With the popularization of cloud computing technologies, cloud storage is becoming increasingly closer to the life of people. Cloud storage suppliers also increase year by year. At present, a quantity of suppliers in the industry is nearly 200. Data can be stored on a remote cloud storage system; therefore, demands on local storage can be greatly reduced. However, cloud storage still faces various problems, for example, how to use the lowest cost to provide the highest reliability for user data, and how to guarantee security of the user data and prevent the user data from being stolen, encrypted, or the like.
To guarantee the security of the user data, same data can be replicated into multiple replications and stored on different storage nodes. If an error occurs on a certain storage node, a user can acquire the data as long as one storage node exists. For example, if three replications are produced, a space waste rate reaches 3 times of that of the original data. For the cloud storage suppliers, adopting a replication seriously wastes a storage space, and causes a very high cost.

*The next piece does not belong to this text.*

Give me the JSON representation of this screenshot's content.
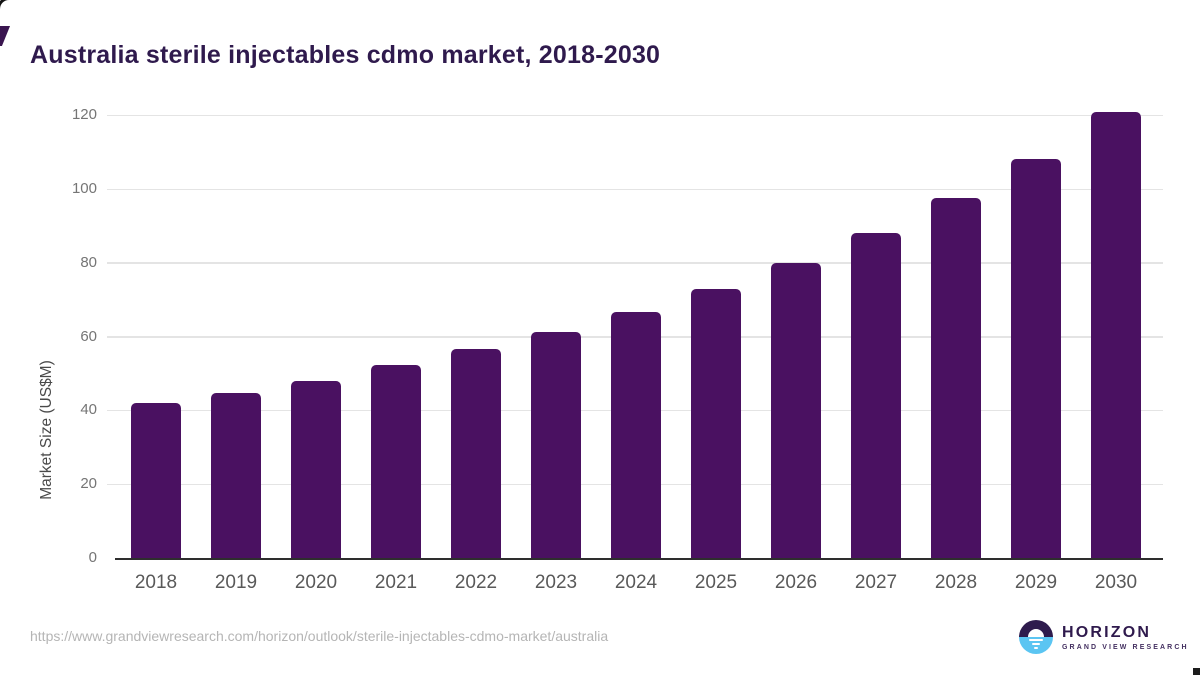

To improve storage space utilization, an erasure code which is a generally used data redundancy correction algorithm can be adopted to replace the replication. Reed Solomon Code is the most famous Erasure Code, which multiplies a GF matrix by the data to obtain a check code. However, for a computer Central Processing Unit (CPU), performance of multiplication is very low; therefore, the Reed Solomon Code algorithm has relatively low performance. In addition, at present, a maximum bit width of data in the Reed Solomon Code algorithm is 32 bits, which greatly limits the performance because a larger bit width means higher performance.
Besides, EVENODD proposed by IBM in early stage is an algorithm having a redundancy rate of 2 (possessing two groups of parity data) and aiming at a redundant array of independent disks (RAID), redundant array of independent disks) system. Cheng Huang and Lihao Xu proposed a STAR algorithm (a parity with a slope of −1 is added) that extends the redundancy rate of EVENODD to 3 (possessing three groups of parity data).
When three data storage nodes (that is, three data disks) are lost, adopting EVENODD and STAR recovery algorithms is complex, and the algorithms are difficult to implement by using coding. When two data storage nodes and a horizontal parity node (that is, two data disks, horizontal correcting disk) are lost, data on the horizontal parity node needs to be recovered first, and then original data on the data storage nodes is recovered; therefore, recovery performance is low, and the algorithm is not easy to implement by using coding.